Lenovo Confirms Overseas Laptops to Feature YMTC SSDs
0xBroomberg
Lenovo confirmed that some laptops sold outside China now carry SSDs made by YMTC (长江存储), marking the first time a Chinese memory chipmaker has entered a global PC supply chain — driven by an AI-fueled NAND price surge pushing PC makers to diversify.
Which model is carrying YMTC storage?
The laptop is the ThinkBook 14 G9; select overseas units ship with a YMTC 512 GB SSD.
The drive integrates NAND flash — the chip that stores data — plus controller and firmware, making it a fully in-house solution, not a rebadged part.
This means → YMTC can deliver a complete chip-to-drive package, the baseline requirement for any branded PC supply chain.
Why is Lenovo turning to a Chinese supplier now?
AI data-center buildouts are absorbing massive NAND capacity, tightening supply for PC makers.
UBS forecasts NAND prices rising 30% quarter-on-quarter in Q3 2026, then another 12% in Q4, with the upcycle lasting at least through Q4 2027.
In plain terms = Samsung, SK Hynix, and Micron — the traditional suppliers — are shipping flash to AI customers first. PC makers either find new sources or pay sharply higher prices.
What does this mean for the memory industry?

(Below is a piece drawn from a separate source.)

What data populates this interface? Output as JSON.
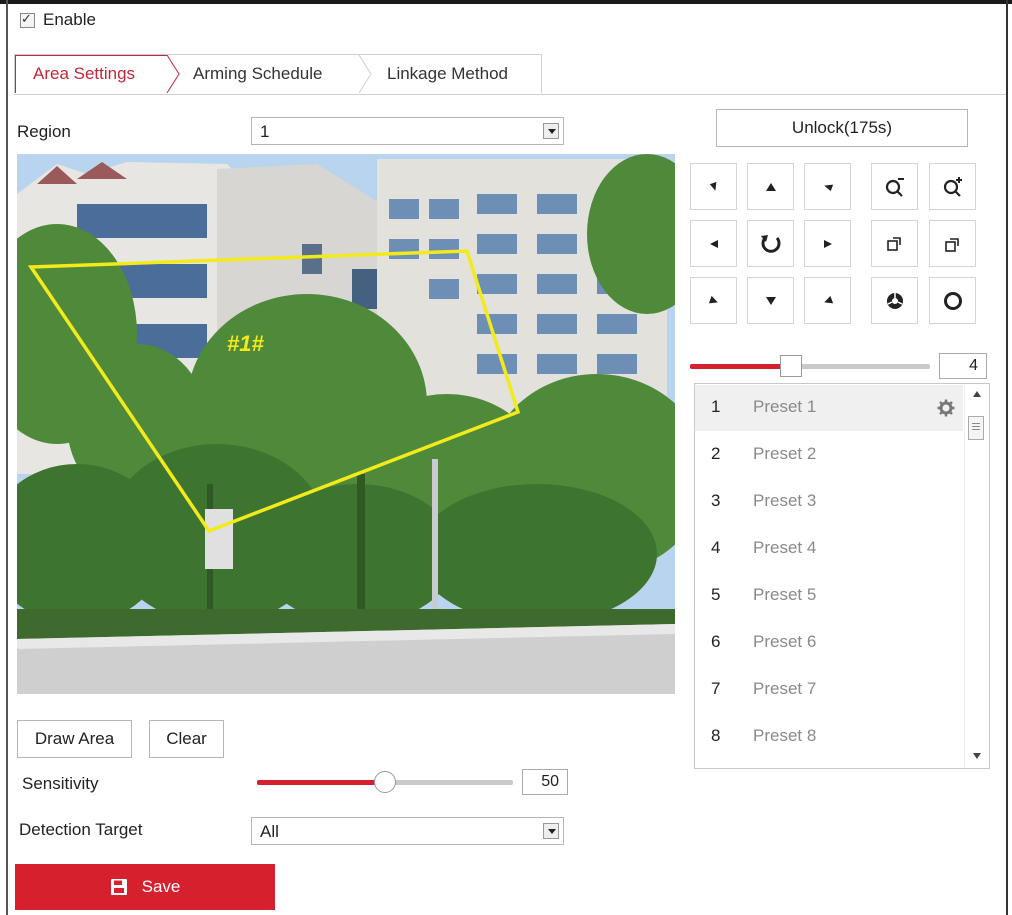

PC NAND supply has long been dominated by Samsung, SK Hynix, Micron, and Kioxia. YMTC is the first Chinese maker to break into an overseas branded PC.
This reflects a shift: Chinese memory firms are moving beyond domestic clients and into global end-product supply chains.
YMTC's current lineup remains focused on consumer-grade PC SSDs. It has not yet entered enterprise SSDs or HBM — high-bandwidth memory purpose-built for AI chips — where margins are significantly higher.
What should we watch next?
The key variable is the pace of supply-chain diversification across PC brands. Lenovo is the first to confirm publicly; whether others follow will determine YMTC's overseas shipment scale.
This means → if NAND prices keep climbing, more PC brands adopting Chinese suppliers is a matter of when, not if. But if the upcycle proves shorter than expected, the diversification push may lose momentum.
Content is for reference only, not financial advice.